Point 11 - Santé sexuelle et reproductive et droits associés dans les situations de crise humanitaire : travaux menés par le HRP en partenariat

Intervention de la France

Genève, le 21 mars 2018

La version prononcée fait foi.

Monsieur le Directeur,

Chers collègues,

L’accès universel à la santé sexuelle et reproductive et aux droits qui y sont associés doit être préservé, en particulier dans les situations de crise, qui en 2018 affecteront 136 millions d’individus d’après le Bureau de la coordination des affaires humanitaires OCHA. Parmi eux, UNFPA estime que 34 millions de femmes en âge de procréer, et 5 millions de femmes enceintes nécessiteront une assistance humanitaire.

Les besoins sont immenses, puisque 500 femmes et jeunes filles chaque jour meurent encore en couche dans les contextes humanitaires. D’après les données de l’OMS, parmi les 10 pays avec les taux de mortalité maternelle les plus élevés, 8 sont touchés par des conflits en cours ou récents. Le taux de mortalité des nouveau-nés est également parmi les plus élevés dans les pays touchés par les crises humanitaires et les conflits. Les femmes et les jeunes filles sont aussi plus à risque de subir des violences sexuelles et doivent, lorsque cela arrive, avoir accès à des soins de santé de qualité.

Pour toutes ces raisons, il est prioritaire d’intégrer des services de santé sexuelle et reproductive dans les actions des partenaires en réponse aux urgences humanitaires et sanitaires.

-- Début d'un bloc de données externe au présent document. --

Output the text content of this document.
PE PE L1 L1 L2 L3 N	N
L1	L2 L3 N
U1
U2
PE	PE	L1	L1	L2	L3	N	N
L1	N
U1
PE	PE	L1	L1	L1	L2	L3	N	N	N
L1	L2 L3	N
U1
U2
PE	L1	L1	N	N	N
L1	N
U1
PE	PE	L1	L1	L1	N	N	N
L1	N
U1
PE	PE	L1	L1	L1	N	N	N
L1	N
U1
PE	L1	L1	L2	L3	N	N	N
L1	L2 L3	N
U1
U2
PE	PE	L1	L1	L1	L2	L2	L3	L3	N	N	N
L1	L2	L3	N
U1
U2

Le programme HRP, en favorisant la recherche en santé sexuelle et reproductive dans les zones de crise humanitaire, peut aider à développer des solutions adaptées aux besoins plus spécifiques des populations vivant dans les zones de crise humanitaire. Les enjeux sont encore plus nombreux dans ces contextes difficiles, et la recherche doit réussir à faire émerger des solutions efficaces, novatrices, et adaptées aux contextes de crise humanitaire.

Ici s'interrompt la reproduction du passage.